# Linear Difference Equation and Method of Least Squares

I'm reading the book "Fault-Diagnosis Systems" by Isermann in the par. 9.2.1a. The author explains how to estimate the parameter of a linear difference equation using Least Squares. We start with a standard ordinary linear equation with an error term: the equation is called 9.15. Then, The first thing i don't understand is the syntax used by the author. What's the meaning of the | inside $$\hat{y}(k|k-1)$$ ?

ps: I'm sorry if what i ask is trivial, but when i have a kind of doubt like this, i don't know how to solve it if not asking it in this site...
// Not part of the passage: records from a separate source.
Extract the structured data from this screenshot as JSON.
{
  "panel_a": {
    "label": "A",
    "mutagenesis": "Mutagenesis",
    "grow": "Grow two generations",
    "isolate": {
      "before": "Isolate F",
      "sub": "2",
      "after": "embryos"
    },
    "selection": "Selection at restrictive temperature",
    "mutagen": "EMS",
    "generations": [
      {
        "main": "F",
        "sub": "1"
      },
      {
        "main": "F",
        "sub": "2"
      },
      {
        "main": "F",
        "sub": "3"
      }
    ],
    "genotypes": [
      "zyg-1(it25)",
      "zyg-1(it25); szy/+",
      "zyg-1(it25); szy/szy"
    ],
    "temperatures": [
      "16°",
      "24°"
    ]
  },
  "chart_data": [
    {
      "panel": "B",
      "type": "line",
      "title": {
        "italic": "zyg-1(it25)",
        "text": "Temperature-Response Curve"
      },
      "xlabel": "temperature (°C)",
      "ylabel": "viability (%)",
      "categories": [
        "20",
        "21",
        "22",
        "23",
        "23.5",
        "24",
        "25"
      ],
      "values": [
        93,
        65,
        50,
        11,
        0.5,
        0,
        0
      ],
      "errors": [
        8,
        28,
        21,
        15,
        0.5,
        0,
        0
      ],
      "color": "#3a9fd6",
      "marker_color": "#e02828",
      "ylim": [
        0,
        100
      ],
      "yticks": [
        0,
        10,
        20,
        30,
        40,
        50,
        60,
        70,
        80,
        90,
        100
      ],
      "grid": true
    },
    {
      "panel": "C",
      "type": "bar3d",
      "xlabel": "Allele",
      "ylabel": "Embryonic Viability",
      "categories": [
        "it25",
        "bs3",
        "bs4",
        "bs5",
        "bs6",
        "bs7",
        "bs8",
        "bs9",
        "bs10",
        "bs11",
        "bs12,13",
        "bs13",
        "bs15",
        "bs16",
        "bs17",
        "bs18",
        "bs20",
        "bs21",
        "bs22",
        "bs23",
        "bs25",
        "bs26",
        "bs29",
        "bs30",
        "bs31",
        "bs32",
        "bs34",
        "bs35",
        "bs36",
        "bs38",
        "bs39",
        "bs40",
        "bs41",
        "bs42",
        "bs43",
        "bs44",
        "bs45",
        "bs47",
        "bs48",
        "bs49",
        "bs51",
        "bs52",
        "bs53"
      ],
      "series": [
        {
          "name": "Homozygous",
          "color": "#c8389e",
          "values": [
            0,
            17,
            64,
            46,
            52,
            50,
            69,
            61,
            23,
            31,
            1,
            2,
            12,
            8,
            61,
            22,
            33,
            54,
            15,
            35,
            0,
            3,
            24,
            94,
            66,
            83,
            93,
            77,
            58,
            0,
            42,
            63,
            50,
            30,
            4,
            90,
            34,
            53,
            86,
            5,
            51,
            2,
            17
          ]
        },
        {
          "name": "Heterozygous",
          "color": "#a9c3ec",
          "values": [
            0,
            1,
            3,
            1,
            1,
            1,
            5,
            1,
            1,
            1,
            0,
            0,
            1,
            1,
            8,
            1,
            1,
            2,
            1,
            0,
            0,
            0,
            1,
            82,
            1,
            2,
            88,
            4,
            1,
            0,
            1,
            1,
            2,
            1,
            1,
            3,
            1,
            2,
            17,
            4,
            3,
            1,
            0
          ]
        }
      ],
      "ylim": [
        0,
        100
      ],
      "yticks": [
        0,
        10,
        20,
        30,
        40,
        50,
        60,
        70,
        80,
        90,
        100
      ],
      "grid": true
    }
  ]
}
• Hi: that notation denotes the prediction ( also referred to as estimate ) of $y(k)$ at time $(k-1)$. Jan 26 '19 at 13:45
• Is the conditional probability ? Jan 26 '19 at 14:15
• Hi: No. Assume the model is estimated which means that the coefficients are estimated. Then, that notation denotes the prediction of the next value in the series at time $k$, given that one is at time $k-1$. Maybe check out a book or a discussion on arima models if this is not clear. Jan 27 '19 at 4:01
• So it's like the author is saying : "suppose we use a model to predict y. Than we get something like this" .... :S ? Jan 27 '19 at 10:23
• yes. but y ONE step ahead. time matters a lot. Jan 27 '19 at 19:09

The notation $$\hat{y} \left( k \mid k - 1 \right)$$ usually means this is an estimated value of $$y \left( k \right)$$ given all the available data up to time index $$k - 1$$.
Namely, $$\hat{y} \left( k \right)$$ is built using linear combination of all the given data.